Alessandro Impagnatiello, reo confesso per l’omicidio della fidanzata incinta Giulia Tramontano, è stato interrogato per la prima volta in aula di tribunale, esattamente un anno dopo la morte della giovane. Anche in questo caso Impagnatiello, supportato dalle avvocate Giulia Gerardini e Samanta Barbaglia, ha deciso di mostrarsi pentito e collaborativo. Non che stupisca troppo, con l’accusa di omicidio volontario pluriaggravato che fa pesare sulla testa dell’ex barman la possibilità di condanna all’ergastolo.
Al di là delle intenzioni dietro la sua deposizione, che solo l’imputato stesso - forse - conosce davvero, anche perché seppur sia stato “un fiume in piena”, riprendendo le parole della difesa, non sono mancate le incongruenze rispetto alla ricostruzione degli inquirenti. L’imputato ha però risposto a tutte le domande del pubblico ministero, sotto lo sguardo di Loredana Femiano, la mamma della vittima, raccontando come ha ucciso Giulia ma proponendo spiegazioni creative e contraddittorie alle svariate ricerche su internet e alle altre azioni che lasciano pensare alla premeditazione.
La confessione di Impagnatiello, così ha ucciso Giulia Tramontano
Alessandro Impagnatiello non ha saputo, o voluto, motivare l’uccisione di Giulia e del bambino che portava in grembo e ha anzi sostenuto di voler proseguire la relazione con lei e crescere il figlio. Contraddizioni evidenti, che l’imputato ha addebitato a una sorta di sdoppiamento causato dalla conduzione di due vite differenti, con due relazioni parallele e un forte stress. In aula Impagnatiello ha negato anche l’esito della consulenza psichiatrica avvenuta in carcere, secondo la quale l’imputato dipingeva Giulia come “una donna cattiva, fonte di tutti i miei mali”, covando molta rabbia nei suoi confronti.

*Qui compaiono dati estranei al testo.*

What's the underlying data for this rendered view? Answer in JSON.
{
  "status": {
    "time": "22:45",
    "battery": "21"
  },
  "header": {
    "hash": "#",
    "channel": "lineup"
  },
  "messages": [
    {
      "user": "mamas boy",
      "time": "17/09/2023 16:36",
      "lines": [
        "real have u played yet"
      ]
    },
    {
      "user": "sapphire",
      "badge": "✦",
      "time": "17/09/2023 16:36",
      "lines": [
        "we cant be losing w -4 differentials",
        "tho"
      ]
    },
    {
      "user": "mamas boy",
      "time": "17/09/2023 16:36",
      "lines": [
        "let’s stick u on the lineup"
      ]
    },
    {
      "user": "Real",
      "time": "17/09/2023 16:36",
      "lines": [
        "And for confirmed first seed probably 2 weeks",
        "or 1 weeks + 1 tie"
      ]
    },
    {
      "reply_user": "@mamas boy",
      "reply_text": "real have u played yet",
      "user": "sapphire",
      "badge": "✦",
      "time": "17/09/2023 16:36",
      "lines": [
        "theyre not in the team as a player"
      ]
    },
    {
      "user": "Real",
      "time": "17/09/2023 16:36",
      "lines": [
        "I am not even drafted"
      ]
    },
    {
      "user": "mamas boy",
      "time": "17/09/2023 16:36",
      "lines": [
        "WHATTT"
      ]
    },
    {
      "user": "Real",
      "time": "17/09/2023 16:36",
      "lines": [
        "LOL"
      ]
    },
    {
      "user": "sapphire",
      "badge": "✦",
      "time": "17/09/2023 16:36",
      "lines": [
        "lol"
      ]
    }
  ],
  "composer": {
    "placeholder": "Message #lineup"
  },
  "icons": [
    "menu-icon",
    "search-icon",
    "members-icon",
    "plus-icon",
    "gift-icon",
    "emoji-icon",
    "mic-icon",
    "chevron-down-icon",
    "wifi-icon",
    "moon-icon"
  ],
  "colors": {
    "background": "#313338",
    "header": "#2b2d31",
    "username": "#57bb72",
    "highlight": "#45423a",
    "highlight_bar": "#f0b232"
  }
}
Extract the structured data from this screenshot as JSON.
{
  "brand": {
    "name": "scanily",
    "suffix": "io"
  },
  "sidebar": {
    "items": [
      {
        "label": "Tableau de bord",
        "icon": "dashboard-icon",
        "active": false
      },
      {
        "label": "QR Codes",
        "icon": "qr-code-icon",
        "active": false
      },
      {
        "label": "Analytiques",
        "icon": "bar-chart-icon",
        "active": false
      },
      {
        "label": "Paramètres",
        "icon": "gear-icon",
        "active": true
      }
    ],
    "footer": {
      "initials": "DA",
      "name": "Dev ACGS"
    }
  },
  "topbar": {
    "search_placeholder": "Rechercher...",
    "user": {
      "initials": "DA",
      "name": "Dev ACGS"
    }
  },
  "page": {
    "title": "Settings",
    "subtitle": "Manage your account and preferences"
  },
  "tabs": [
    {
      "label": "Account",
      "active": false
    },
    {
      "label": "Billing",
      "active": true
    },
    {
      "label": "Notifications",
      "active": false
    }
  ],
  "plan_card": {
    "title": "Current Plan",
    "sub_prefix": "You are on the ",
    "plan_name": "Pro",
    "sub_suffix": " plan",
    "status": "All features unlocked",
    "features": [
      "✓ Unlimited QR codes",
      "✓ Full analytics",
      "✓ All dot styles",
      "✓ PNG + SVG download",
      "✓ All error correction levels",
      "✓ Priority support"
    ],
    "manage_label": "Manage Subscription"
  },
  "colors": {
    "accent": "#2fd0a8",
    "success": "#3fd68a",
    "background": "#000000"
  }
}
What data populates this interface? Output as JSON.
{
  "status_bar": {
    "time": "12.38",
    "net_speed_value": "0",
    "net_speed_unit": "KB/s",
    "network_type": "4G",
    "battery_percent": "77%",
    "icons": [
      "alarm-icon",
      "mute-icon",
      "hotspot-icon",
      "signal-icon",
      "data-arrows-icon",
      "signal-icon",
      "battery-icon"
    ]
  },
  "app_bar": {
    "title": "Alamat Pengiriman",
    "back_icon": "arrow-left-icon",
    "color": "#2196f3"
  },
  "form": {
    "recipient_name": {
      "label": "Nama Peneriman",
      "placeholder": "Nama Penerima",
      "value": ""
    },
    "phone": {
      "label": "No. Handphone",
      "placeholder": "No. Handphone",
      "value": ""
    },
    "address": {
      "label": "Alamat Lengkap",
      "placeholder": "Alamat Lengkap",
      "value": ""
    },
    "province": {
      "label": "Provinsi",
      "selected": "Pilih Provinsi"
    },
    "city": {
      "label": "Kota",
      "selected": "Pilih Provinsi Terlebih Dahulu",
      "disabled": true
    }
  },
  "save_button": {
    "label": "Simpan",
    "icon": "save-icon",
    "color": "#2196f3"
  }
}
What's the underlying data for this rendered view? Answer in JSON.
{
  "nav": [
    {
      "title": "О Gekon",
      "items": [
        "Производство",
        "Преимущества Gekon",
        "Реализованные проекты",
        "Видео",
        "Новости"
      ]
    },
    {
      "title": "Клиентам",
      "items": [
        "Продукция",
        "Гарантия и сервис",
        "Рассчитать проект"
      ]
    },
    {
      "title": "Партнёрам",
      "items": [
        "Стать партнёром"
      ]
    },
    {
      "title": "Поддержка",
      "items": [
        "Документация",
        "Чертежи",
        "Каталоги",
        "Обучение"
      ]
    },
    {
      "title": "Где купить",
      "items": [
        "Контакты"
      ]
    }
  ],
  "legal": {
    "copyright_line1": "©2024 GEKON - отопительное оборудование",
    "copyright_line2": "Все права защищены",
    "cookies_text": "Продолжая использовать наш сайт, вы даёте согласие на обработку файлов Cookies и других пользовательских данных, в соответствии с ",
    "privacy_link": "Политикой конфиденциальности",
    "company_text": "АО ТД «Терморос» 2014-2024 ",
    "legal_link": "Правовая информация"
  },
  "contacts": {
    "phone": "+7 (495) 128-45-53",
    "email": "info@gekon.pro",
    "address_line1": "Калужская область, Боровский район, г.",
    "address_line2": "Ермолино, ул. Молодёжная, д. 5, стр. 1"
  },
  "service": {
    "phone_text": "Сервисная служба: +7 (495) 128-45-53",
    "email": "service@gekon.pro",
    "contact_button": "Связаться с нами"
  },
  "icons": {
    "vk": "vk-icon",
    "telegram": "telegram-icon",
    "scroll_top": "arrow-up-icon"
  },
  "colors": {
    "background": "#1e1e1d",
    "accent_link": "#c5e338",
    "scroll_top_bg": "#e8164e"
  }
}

Una descrizione in cui non si riconosce, mentre riconosce che avrebbe dovuto essere una fonte di supporto e protezione per la fidanzata, sotto lo stupore della mamma Loredana. Si sarebbe perfino opposto all’aborto, cui Giulia avrebbe acconsentito sotto la pressione delle sue “contraddizioni” un po’ per un presunto desiderio di paternità, un po’ per non assumersi la responsabilità di questa scelta. Salvo poi, somministrare il veleno per topi con lo specifico intento di uccidere il feto, ma non Giulia che lo portava in grembo.
A suo dire ignaro delle conseguenze del topicida sulla donna, Impagnatiello sostiene di aver cominciato l’avvelenamento per eliminare ciò che considerava un possibile ostacolo per la carriera e la coppia, nonostante Giulia stessa vi avesse posto fine perché “non ci saremmo mai lasciati”. Nel frattempo, l’imputato intratteneva una relazione con un’altra donna a cui prometteva di passare la vita insieme, nonostante fosse una relazione esclusivamente carnale, secondo la sua ricostruzione.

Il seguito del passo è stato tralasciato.